Luckily, they had each other because that left them with a very difficult relationship with their family because neither side gets the other.
When I think about it, whether or not they have a genetic predisposition to alcohol use disorders, their experiences growing up made it next to impossible for them to avoid it.
And as we are in the midst of the holiday season, the conversation with our parents about our sobriety is something lots of us dread.
But why should that be a difficult thing to tell your parents?
It’s an extraordinary statement that your parents are going to be upset because you’ve decided to stop doing something that has no health benefits whatsoever.

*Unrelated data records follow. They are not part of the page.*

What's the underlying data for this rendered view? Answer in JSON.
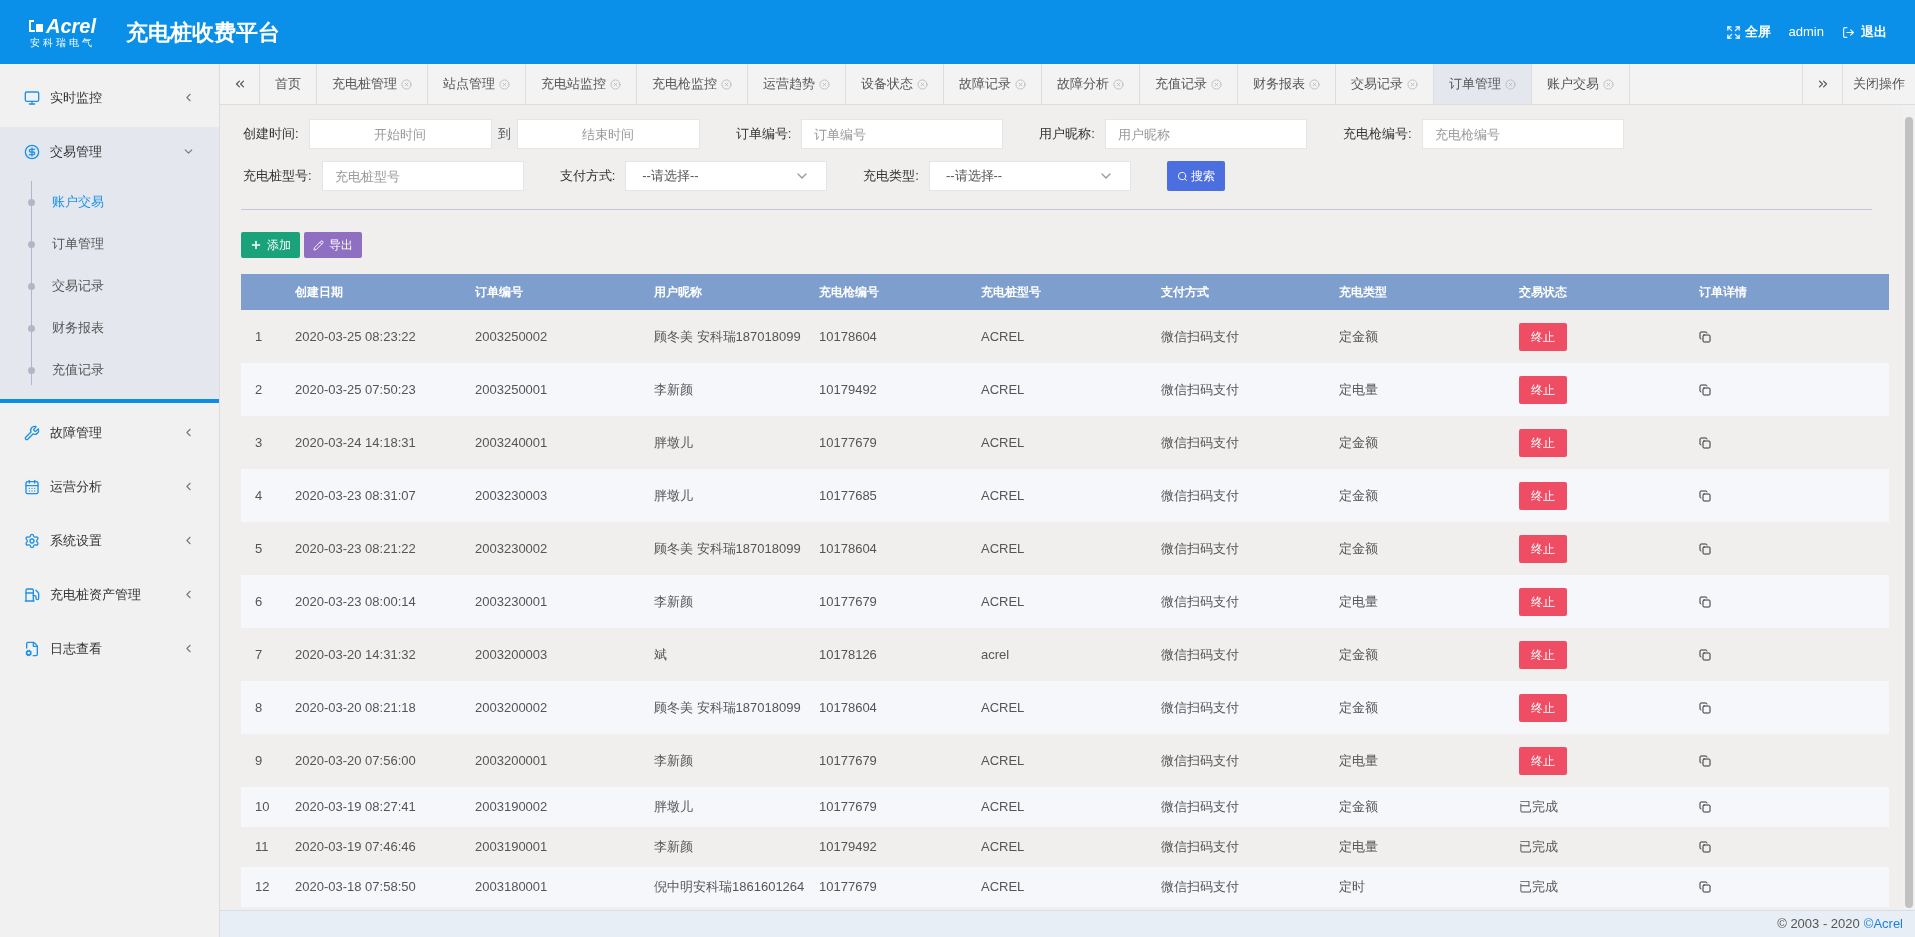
{
  "header": {
    "logo_text": "Acrel",
    "logo_subtext": "安科瑞电气",
    "title": "充电桩收费平台",
    "fullscreen": "全屏",
    "user": "admin",
    "logout": "退出"
  },
  "sidebar": {
    "items": [
      {
        "label": "实时监控",
        "expanded": false
      },
      {
        "label": "交易管理",
        "expanded": true,
        "children": [
          {
            "label": "账户交易",
            "selected": true
          },
          {
            "label": "订单管理",
            "selected": false
          },
          {
            "label": "交易记录",
            "selected": false
          },
          {
            "label": "财务报表",
            "selected": false
          },
          {
            "label": "充值记录",
            "selected": false
          }
        ]
      },
      {
        "label": "故障管理",
        "expanded": false
      },
      {
        "label": "运营分析",
        "expanded": false
      },
      {
        "label": "系统设置",
        "expanded": false
      },
      {
        "label": "充电桩资产管理",
        "expanded": false
      },
      {
        "label": "日志查看",
        "expanded": false
      }
    ]
  },
  "tabs": [
    {
      "label": "首页",
      "closable": false,
      "selected": false
    },
    {
      "label": "充电桩管理",
      "closable": true,
      "selected": false
    },
    {
      "label": "站点管理",
      "closable": true,
      "selected": false
    },
    {
      "label": "充电站监控",
      "closable": true,
      "selected": false
    },
    {
      "label": "充电枪监控",
      "closable": true,
      "selected": false
    },
    {
      "label": "运营趋势",
      "closable": true,
      "selected": false
    },
    {
      "label": "设备状态",
      "closable": true,
      "selected": false
    },
    {
      "label": "故障记录",
      "closable": true,
      "selected": false
    },
    {
      "label": "故障分析",
      "closable": true,
      "selected": false
    },
    {
      "label": "充值记录",
      "closable": true,
      "selected": false
    },
    {
      "label": "财务报表",
      "closable": true,
      "selected": false
    },
    {
      "label": "交易记录",
      "closable": true,
      "selected": false
    },
    {
      "label": "订单管理",
      "closable": true,
      "selected": true
    },
    {
      "label": "账户交易",
      "closable": true,
      "selected": false
    }
  ],
  "close_operations": "关闭操作",
  "filters": [
    [
      {
        "kind": "range",
        "label": "创建时间:",
        "placeholder": "开始时间",
        "separator": "到",
        "placeholder_2": "结束时间"
      },
      {
        "kind": "text",
        "label": "订单编号:",
        "placeholder": "订单编号"
      },
      {
        "kind": "text",
        "label": "用户昵称:",
        "placeholder": "用户昵称"
      },
      {
        "kind": "text",
        "label": "充电枪编号:",
        "placeholder": "充电枪编号"
      }
    ],
    [
      {
        "kind": "text",
        "label": "充电桩型号:",
        "placeholder": "充电桩型号"
      },
      {
        "kind": "select",
        "label": "支付方式:",
        "value": "--请选择--"
      },
      {
        "kind": "select",
        "label": "充电类型:",
        "value": "--请选择--"
      }
    ]
  ],
  "search_button": "搜索",
  "actions": [
    {
      "label": "添加",
      "kind": "add"
    },
    {
      "label": "导出",
      "kind": "export"
    }
  ],
  "table": {
    "columns": [
      "",
      "创建日期",
      "订单编号",
      "用户昵称",
      "充电枪编号",
      "充电桩型号",
      "支付方式",
      "充电类型",
      "交易状态",
      "订单详情"
    ],
    "rows": [
      {
        "no": "1",
        "date": "2020-03-25 08:23:22",
        "order": "2003250002",
        "user": "顾冬美  安科瑞187018099",
        "gun": "10178604",
        "model": "ACREL",
        "pay": "微信扫码支付",
        "type": "定金额",
        "status": {
          "kind": "button",
          "text": "终止"
        }
      },
      {
        "no": "2",
        "date": "2020-03-25 07:50:23",
        "order": "2003250001",
        "user": "李新颜",
        "gun": "10179492",
        "model": "ACREL",
        "pay": "微信扫码支付",
        "type": "定电量",
        "status": {
          "kind": "button",
          "text": "终止"
        }
      },
      {
        "no": "3",
        "date": "2020-03-24 14:18:31",
        "order": "2003240001",
        "user": "胖墩儿",
        "gun": "10177679",
        "model": "ACREL",
        "pay": "微信扫码支付",
        "type": "定金额",
        "status": {
          "kind": "button",
          "text": "终止"
        }
      },
      {
        "no": "4",
        "date": "2020-03-23 08:31:07",
        "order": "2003230003",
        "user": "胖墩儿",
        "gun": "10177685",
        "model": "ACREL",
        "pay": "微信扫码支付",
        "type": "定金额",
        "status": {
          "kind": "button",
          "text": "终止"
        }
      },
      {
        "no": "5",
        "date": "2020-03-23 08:21:22",
        "order": "2003230002",
        "user": "顾冬美  安科瑞187018099",
        "gun": "10178604",
        "model": "ACREL",
        "pay": "微信扫码支付",
        "type": "定金额",
        "status": {
          "kind": "button",
          "text": "终止"
        }
      },
      {
        "no": "6",
        "date": "2020-03-23 08:00:14",
        "order": "2003230001",
        "user": "李新颜",
        "gun": "10177679",
        "model": "ACREL",
        "pay": "微信扫码支付",
        "type": "定电量",
        "status": {
          "kind": "button",
          "text": "终止"
        }
      },
      {
        "no": "7",
        "date": "2020-03-20 14:31:32",
        "order": "2003200003",
        "user": "斌",
        "gun": "10178126",
        "model": "acrel",
        "pay": "微信扫码支付",
        "type": "定金额",
        "status": {
          "kind": "button",
          "text": "终止"
        }
      },
      {
        "no": "8",
        "date": "2020-03-20 08:21:18",
        "order": "2003200002",
        "user": "顾冬美  安科瑞187018099",
        "gun": "10178604",
        "model": "ACREL",
        "pay": "微信扫码支付",
        "type": "定金额",
        "status": {
          "kind": "button",
          "text": "终止"
        }
      },
      {
        "no": "9",
        "date": "2020-03-20 07:56:00",
        "order": "2003200001",
        "user": "李新颜",
        "gun": "10177679",
        "model": "ACREL",
        "pay": "微信扫码支付",
        "type": "定电量",
        "status": {
          "kind": "button",
          "text": "终止"
        }
      },
      {
        "no": "10",
        "date": "2020-03-19 08:27:41",
        "order": "2003190002",
        "user": "胖墩儿",
        "gun": "10177679",
        "model": "ACREL",
        "pay": "微信扫码支付",
        "type": "定金额",
        "status": {
          "kind": "text",
          "text": "已完成"
        }
      },
      {
        "no": "11",
        "date": "2020-03-19 07:46:46",
        "order": "2003190001",
        "user": "李新颜",
        "gun": "10179492",
        "model": "ACREL",
        "pay": "微信扫码支付",
        "type": "定电量",
        "status": {
          "kind": "text",
          "text": "已完成"
        }
      },
      {
        "no": "12",
        "date": "2020-03-18 07:58:50",
        "order": "2003180001",
        "user": "倪中明安科瑞1861601264",
        "gun": "10177679",
        "model": "ACREL",
        "pay": "微信扫码支付",
        "type": "定时",
        "status": {
          "kind": "text",
          "text": "已完成"
        }
      }
    ]
  },
  "footer": {
    "text": "© 2003 - 2020",
    "link": "©Acrel"
  }
}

If it’s a problem that you’re not drinking, then that says something about the attitude to alcohol in the family.
It doesn’t take a lot of alcohol to put a barrier between you and your children. You don’t have to be a fall-down-drunk to be emotionally distanced, as both Chip and I experienced with our parents. You can still be emotionally unavailable and that’s the thing that really does the damage.
That’s why we believe the focus should be more on the impact of alcohol on children and how we can make that better.